3.1. Biological transformation of pollution

Encyclopedia of the Environment - Sewage - Organic pollution transformation process

Figure 4. Conversion process of organic contamination in the presence of dissolved oxygen or nitrate ions in the bioreactor. [©Joseph De Laat]

Biodegradable organic matter (consisting of proteins, fats, and carbohydrates) is used as food by microorganisms called heterotrophic bacteria because they use organic carbon as a source of carbon for their development and reproduction (anabolic) and for their energy requirements (catabolism) (Figure 4). The production of new cells also requires the participation of ammonia nitrogen and phosphate, and their concentrations in untreated sewage can greatly meet the demand. In the presence of dissolved oxygen or nitrates, organic matter in sewage is converted to carbon dioxide and biological matter in roughly equal proportions.

Encyclopedia of the Environment - Sewage - Nitrogen pollution transformation process

FIG. 5. Transformation pathways of nitrogen pollution in wastewater treatment plants. [©Joseph De Laat]

The main conversion reactions of nitrogen pollution in wastewater treatment plants are ammoniation, assimilation, nitrification and denitrification

Ammoniation (reaction 1) converts organic nitrogen (mainly contained in sewage urea) to ammonia nitrogen. This reaction is quick; Many types of microbes can perform this reaction:

Urea [CO(NH2)2]→ Ammonia [NH3]+ Carbon dioxide [CO2]

Assimilation (reaction 2) is when ammonia nitrogen is assimilated by bacteria to form new organic nitrogen biomolecules for the synthesis of new bacteria.

Biological nitrification (reactions 4a and 4b) converts ammonia nitrogen (ammonium, NH4+) to nitrite nitrogen (nitrite, NO2 -) by aminooxidating bacteria, which then converts it to nitrate nitrogen (nitrate, NO3 -) by nitrifying bacteria:

Ammonium [NH4+]→ Nitrite [NO2 -]→ nitrate [NO3 -]

These reactions occur only under aerobic conditions and are carried out by microorganisms called autotrophic bacteria because they use inorganic carbon (CO2 or HCO3 -) as a carbon source to synthesize new bacteria.

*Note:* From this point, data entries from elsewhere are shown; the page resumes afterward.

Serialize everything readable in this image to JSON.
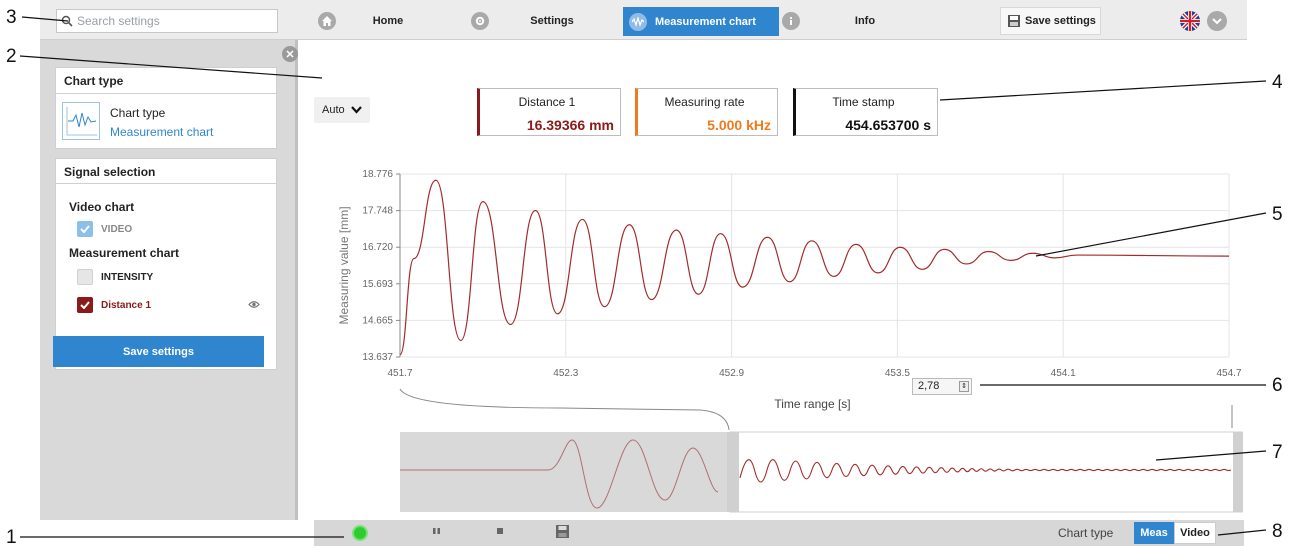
{
  "search": {
    "placeholder": "Search settings"
  },
  "nav": {
    "home": "Home",
    "settings": "Settings",
    "measurement_chart": "Measurement chart",
    "info": "Info",
    "save_settings": "Save settings"
  },
  "sidebar": {
    "chart_type_header": "Chart type",
    "chart_type_label": "Chart type",
    "chart_type_value": "Measurement chart",
    "signal_header": "Signal selection",
    "video_chart_label": "Video chart",
    "video_item": "VIDEO",
    "measurement_chart_label": "Measurement chart",
    "intensity_item": "INTENSITY",
    "distance_item": "Distance 1",
    "save_button": "Save settings"
  },
  "auto_select": "Auto",
  "values": {
    "distance_label": "Distance 1",
    "distance_value": "16.39366 mm",
    "rate_label": "Measuring rate",
    "rate_value": "5.000 kHz",
    "time_label": "Time stamp",
    "time_value": "454.653700 s"
  },
  "time_range_input": "2,78",
  "bottom": {
    "chart_type_label": "Chart type",
    "meas_button": "Meas",
    "video_button": "Video"
  },
  "callouts": [
    "1",
    "2",
    "3",
    "4",
    "5",
    "6",
    "7",
    "8"
  ],
  "colors": {
    "accent": "#2f86cf",
    "distance": "#8b1a1a",
    "rate": "#ee7b1b",
    "signal_line": "#a32b2b"
  },
  "chart_data": {
    "type": "line",
    "xlabel": "Time range [s]",
    "ylabel": "Measuring value [mm]",
    "xlim": [
      451.7,
      454.7
    ],
    "ylim": [
      13.637,
      18.776
    ],
    "x_ticks": [
      "451.7",
      "452.3",
      "452.9",
      "453.5",
      "454.1",
      "454.7"
    ],
    "y_ticks": [
      "18.776",
      "17.748",
      "16.720",
      "15.693",
      "14.665",
      "13.637"
    ],
    "grid": true,
    "series": [
      {
        "name": "Distance 1",
        "x": [
          451.7,
          451.75,
          451.83,
          451.92,
          452.0,
          452.1,
          452.19,
          452.27,
          452.36,
          452.44,
          452.53,
          452.61,
          452.7,
          452.78,
          452.86,
          452.94,
          453.03,
          453.11,
          453.19,
          453.27,
          453.35,
          453.43,
          453.51,
          453.59,
          453.67,
          453.75,
          453.83,
          453.91,
          453.99,
          454.07,
          454.15,
          454.7
        ],
        "values": [
          13.7,
          16.4,
          18.6,
          14.1,
          18.0,
          14.55,
          17.75,
          14.85,
          17.5,
          15.05,
          17.35,
          15.25,
          17.2,
          15.4,
          17.1,
          15.6,
          17.0,
          15.75,
          16.9,
          15.9,
          16.8,
          16.0,
          16.72,
          16.1,
          16.66,
          16.25,
          16.6,
          16.35,
          16.55,
          16.42,
          16.5,
          16.47
        ]
      }
    ]
  }
}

Biological denitrification (reaction 5) reduces the nitrate ion (NO3 -) to nitrogen (N2). In sewage treatment plants, denitrification can only occur in the absence of oxygen. Denitrification is done by heterotrophic bacteria and requires the consumption of organic matter. Take methanol (a small organic molecule that is easily biodegradable) as an organic matter in the denitrification process, which is accompanied by the elimination of organic pollution (being oxidized to CO2) :

Nitrate [NO3 -]+ methanol [CH3OH]→ Nitrogen [N2]+ Water [H2O]+ carbon dioxide [CO2]

As with the removal of ammonia nitrogen, the growth of biomass during nitrification is accompanied by the partial removal of phosphorus through assimilation (synthesis of phosphorus into new biomolecules).

In order to further biological phosphorus removal, it is necessary to alternate the biological material through anaerobic and aerobic stages, resulting in the formation of phosphorus-removing bacteria called phosphorus-accumulating bacteria, which have the property of excessive accumulation of phosphorus in their cells. Phosphorus can account for 10%-12% of the dry weight of phosphorus removing bacteria, while the proportion of phosphorus in the dry weight of non-phosphorus removing bacteria is 1%-2%.

In wastewater treatment plants, biological phosphorus removal only removes about 40-60% of phosphorus. In order to meet the discharge standards (see Table 1), it is also necessary to supplement physical and chemical phosphorus removal, that is, to add iron salt (usually ferric chloride, FeCl3) by forming iron phosphate precipitation removal.